The approach above was preferred to other candidates because it generates forecasts more consistent with longer-term historical trends. In contrast, an approach that only considers recent historical growth rates (e.g. for the last eight quarters) proved prone to large increases or decreases owing to the COVID-19 pandemic period and/or large departures from trend. The other alternative considered, regression on a time trend, fared comparatively poorly in the face of series with no clear single trend and also exhibited notable shifts in the level when transitioning from history to forecast. Various options to counter these effects were considered including, respectively: reduced sample sizes; and either an intercept correction or a decaying adjustment term to return to trend. All were rejected because they increased the complexity of an intentionally simple (i.e. naïve) forecast approach.

The only exceptions to the approach above are for series for which there are limited, but still at least some, quarterly data. In these cases, the quarterly historical data each year are constructed as having the same values as for the annual series, i.e. four quarters each year, with the same annual figure in each case. In these instances, the naïve forecast simply holds the value constant after the last period of history.

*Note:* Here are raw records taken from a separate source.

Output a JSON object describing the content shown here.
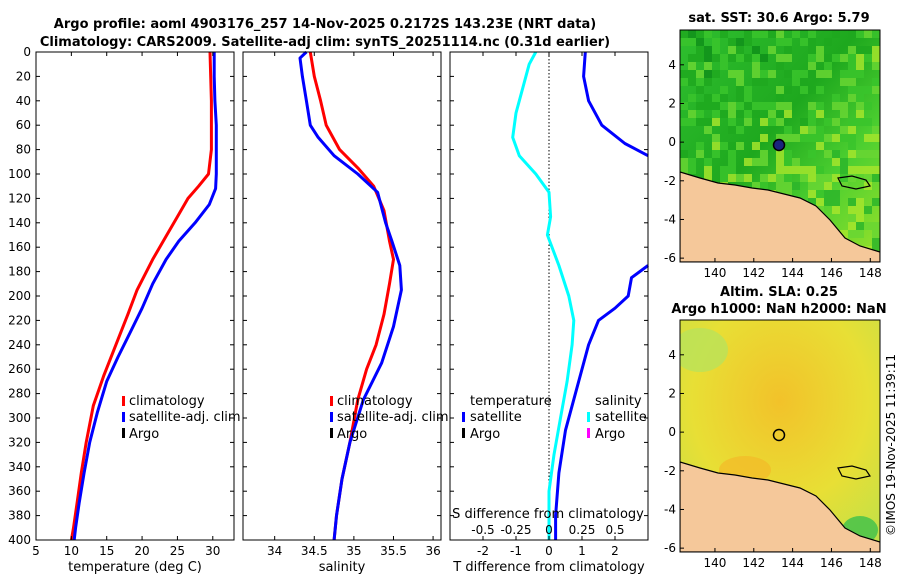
{
  "header": {
    "title_line1": "Argo profile: aoml 4903176_257 14-Nov-2025 0.2172S 143.23E (NRT data)",
    "title_line2": "Climatology: CARS2009. Satellite-adj clim: synTS_20251114.nc (0.31d earlier)"
  },
  "colors": {
    "climatology": "#ff0000",
    "satellite": "#0000ff",
    "argo": "#000000",
    "t_diff": "#00ffff",
    "argo_s_diff": "#ff00ff",
    "land": "#f5c89a"
  },
  "watermark": "©IMOS 19-Nov-2025 11:39:11",
  "chart_data": [
    {
      "type": "line",
      "name": "temperature",
      "xlabel": "temperature (deg C)",
      "ylabel": "",
      "xlim": [
        5,
        33
      ],
      "ylim": [
        0,
        400
      ],
      "xticks": [
        5,
        10,
        15,
        20,
        25,
        30
      ],
      "yticks": [
        0,
        20,
        40,
        60,
        80,
        100,
        120,
        140,
        160,
        180,
        200,
        220,
        240,
        260,
        280,
        300,
        320,
        340,
        360,
        380,
        400
      ],
      "legend": [
        "climatology",
        "satellite-adj. clim",
        "Argo"
      ],
      "series": [
        {
          "name": "climatology",
          "color": "#ff0000",
          "points": [
            [
              29.6,
              0
            ],
            [
              29.7,
              20
            ],
            [
              29.8,
              40
            ],
            [
              29.8,
              60
            ],
            [
              29.8,
              80
            ],
            [
              29.4,
              100
            ],
            [
              28.0,
              110
            ],
            [
              26.5,
              120
            ],
            [
              25.0,
              135
            ],
            [
              23.5,
              150
            ],
            [
              21.5,
              170
            ],
            [
              19.3,
              195
            ],
            [
              18.0,
              215
            ],
            [
              16.3,
              240
            ],
            [
              14.6,
              265
            ],
            [
              13.1,
              290
            ],
            [
              12.1,
              320
            ],
            [
              11.4,
              345
            ],
            [
              10.8,
              370
            ],
            [
              10.3,
              390
            ],
            [
              10.0,
              400
            ]
          ]
        },
        {
          "name": "satellite-adj. clim",
          "color": "#0000ff",
          "points": [
            [
              30.2,
              0
            ],
            [
              30.2,
              20
            ],
            [
              30.3,
              40
            ],
            [
              30.5,
              60
            ],
            [
              30.5,
              80
            ],
            [
              30.5,
              100
            ],
            [
              30.4,
              112
            ],
            [
              29.5,
              125
            ],
            [
              27.5,
              140
            ],
            [
              25.2,
              155
            ],
            [
              23.4,
              170
            ],
            [
              21.5,
              190
            ],
            [
              20.0,
              210
            ],
            [
              18.3,
              230
            ],
            [
              16.6,
              250
            ],
            [
              15.0,
              270
            ],
            [
              13.7,
              295
            ],
            [
              12.6,
              320
            ],
            [
              11.8,
              345
            ],
            [
              11.1,
              370
            ],
            [
              10.6,
              390
            ],
            [
              10.4,
              400
            ]
          ]
        }
      ]
    },
    {
      "type": "line",
      "name": "salinity",
      "xlabel": "salinity",
      "xlim": [
        33.6,
        36.1
      ],
      "ylim": [
        0,
        400
      ],
      "xticks": [
        34,
        34.5,
        35,
        35.5,
        36
      ],
      "legend": [
        "climatology",
        "satellite-adj. clim",
        "Argo"
      ],
      "series": [
        {
          "name": "climatology",
          "color": "#ff0000",
          "points": [
            [
              34.45,
              0
            ],
            [
              34.5,
              20
            ],
            [
              34.58,
              40
            ],
            [
              34.65,
              60
            ],
            [
              34.82,
              80
            ],
            [
              35.05,
              95
            ],
            [
              35.25,
              110
            ],
            [
              35.38,
              130
            ],
            [
              35.45,
              155
            ],
            [
              35.5,
              170
            ],
            [
              35.45,
              190
            ],
            [
              35.38,
              215
            ],
            [
              35.28,
              240
            ],
            [
              35.16,
              260
            ],
            [
              35.05,
              285
            ],
            [
              34.95,
              320
            ],
            [
              34.85,
              350
            ],
            [
              34.78,
              380
            ],
            [
              34.75,
              400
            ]
          ]
        },
        {
          "name": "satellite-adj. clim",
          "color": "#0000ff",
          "points": [
            [
              34.4,
              0
            ],
            [
              34.32,
              5
            ],
            [
              34.35,
              20
            ],
            [
              34.4,
              40
            ],
            [
              34.45,
              60
            ],
            [
              34.55,
              70
            ],
            [
              34.75,
              85
            ],
            [
              35.05,
              100
            ],
            [
              35.3,
              115
            ],
            [
              35.4,
              140
            ],
            [
              35.48,
              155
            ],
            [
              35.58,
              175
            ],
            [
              35.6,
              195
            ],
            [
              35.5,
              225
            ],
            [
              35.35,
              255
            ],
            [
              35.12,
              285
            ],
            [
              34.95,
              320
            ],
            [
              34.85,
              350
            ],
            [
              34.78,
              380
            ],
            [
              34.75,
              400
            ]
          ]
        }
      ]
    },
    {
      "type": "line",
      "name": "difference",
      "xlabel": "T difference from climatology",
      "xlabel_top": "S difference from climatology",
      "xlim": [
        -3,
        3
      ],
      "ylim": [
        0,
        400
      ],
      "xticks": [
        -2,
        -1,
        0,
        1,
        2
      ],
      "xticks_top": [
        "-0.5",
        "-0.25",
        "0",
        "0.25",
        "0.5"
      ],
      "legend_left_title": "temperature",
      "legend_right_title": "salinity",
      "legend_left": [
        "satellite",
        "Argo"
      ],
      "legend_right": [
        "satellite",
        "Argo"
      ],
      "series": [
        {
          "name": "temperature satellite",
          "color": "#00ffff",
          "points": [
            [
              -0.4,
              0
            ],
            [
              -0.6,
              10
            ],
            [
              -0.8,
              30
            ],
            [
              -1.0,
              50
            ],
            [
              -1.1,
              70
            ],
            [
              -0.9,
              85
            ],
            [
              -0.4,
              100
            ],
            [
              0,
              115
            ],
            [
              0.05,
              135
            ],
            [
              -0.05,
              150
            ],
            [
              0.3,
              175
            ],
            [
              0.6,
              200
            ],
            [
              0.75,
              220
            ],
            [
              0.7,
              240
            ],
            [
              0.55,
              270
            ],
            [
              0.35,
              300
            ],
            [
              0.15,
              330
            ],
            [
              0,
              360
            ],
            [
              0,
              400
            ]
          ]
        },
        {
          "name": "salinity satellite",
          "color": "#0000ff",
          "points": [
            [
              1.1,
              0
            ],
            [
              1.05,
              20
            ],
            [
              1.2,
              40
            ],
            [
              1.6,
              60
            ],
            [
              2.3,
              75
            ],
            [
              3.0,
              85
            ]
          ]
        },
        {
          "name": "salinity satellite (deep)",
          "color": "#0000ff",
          "points": [
            [
              3.0,
              175
            ],
            [
              2.5,
              185
            ],
            [
              2.4,
              200
            ],
            [
              2.0,
              210
            ],
            [
              1.5,
              220
            ],
            [
              1.2,
              240
            ],
            [
              0.9,
              270
            ],
            [
              0.5,
              310
            ],
            [
              0.3,
              345
            ],
            [
              0.2,
              380
            ],
            [
              0.2,
              400
            ]
          ]
        }
      ]
    },
    {
      "type": "heatmap",
      "name": "sst_map",
      "title": "sat. SST: 30.6 Argo: 5.79",
      "xticks": [
        140,
        142,
        144,
        146,
        148
      ],
      "yticks": [
        4,
        2,
        0,
        -2,
        -4,
        -6
      ],
      "xlim": [
        138.2,
        148.5
      ],
      "ylim": [
        -6.2,
        5.8
      ],
      "argo_position": [
        143.23,
        -0.22
      ]
    },
    {
      "type": "heatmap",
      "name": "sla_map",
      "title": "Altim. SLA: 0.25",
      "subtitle": "Argo h1000: NaN h2000: NaN",
      "xticks": [
        140,
        142,
        144,
        146,
        148
      ],
      "yticks": [
        4,
        2,
        0,
        -2,
        -4,
        -6
      ],
      "xlim": [
        138.2,
        148.5
      ],
      "ylim": [
        -6.2,
        5.8
      ],
      "argo_position": [
        143.23,
        -0.22
      ]
    }
  ]
}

5.1. Alignment with an external forecast

The STAS baseline can be eventually aligned with an external forecast. The default solution is aligning the baseline to total employment growth by country provided by the latest DG-ECFIN AMECO projections. Following this procedure, the STAS baseline gains soundness and consistency with projections formulated on the basis of a different data collection (the AMECO uses national accounts data, while the employment of the STAS forecast is defined using the EU-LFS employment definition), bringing added value to the AMECO forecast by providing detailed occupational forecast by MSs for 2023-24 period.

References

Armstrong, J.S. (2001). Combining Forecasts. Kluwer.

Gomez, V. & Maravall, A. (1996). Programs SEATS and TRAMO: Instructions for the User. Bank of Spain.

Gregory, A. W. & Hansen, B. E. (1996). Residual-based tests for cointegration in models with regime shifts. Journal of Econometrics, 70(1), 99-12.

Johansen, S. (1995). Likelihood-Based Inference in Cointegrated Vector Autoregressive Models. Oxford: Oxford University Press.

Lovaglio, P.G. (2022). “Do job vacancies variations anticipate employment variations by sector? Some preliminary evidence from Italy.” Labour 36 (1), 71-93.

[1] When sufficient time has passed from the COVID-19 pandemic and the 2021 change in EU-LFS, the average could be potentially taken over more years.

[2] Sign Success Ratio measures how often a given model correctly predict whether the change in a quarter is positive or negative.

[3] AMECO is the European Commission’s database of annual macroeconomic data. Maintained by DG ECFIN, the database reports both historical macroeconomic series and the Commission’s latest forecasts. Comparisons and/or calibration of employment levels between the STAS and AMECO may thus have value as both a diagnostic and forecasting device.

[4] Missing series were found mainly in small sectors such as Household as employers, Extraterritorial organisations and NRP, therefore the results are not affected significantly by this approximation.

[5] The JVR is computed as 𝐽𝑉𝑅 = 𝑣𝑎𝑐𝑎𝑛𝑐𝑖𝑒𝑠 ⁄ (𝑣𝑎𝑐𝑎𝑛𝑐𝑖𝑒𝑠 + 𝑜𝑐𝑐𝑢𝑝𝑖𝑒𝑑). It is possible to recover vacancies with some simple algebraic manipulation if the JVR and the occupied are known.

[6] https://ec.europa.eu/eurostat/web/research-methodology/seasonal-adjustment

[7] https://www.census.gov/data/software/x13as.html

[8] Other criteria were trialled during tool development, but RMSE ended up as the preferred metric. More detailed diagnostics in the tool’s output include the sign success ratio (SSR), which measures the incidence of forecast quarters moving in the same direction as in the outturn. The SSR was ultimately rejected as it proved more likely to have models tied for first place.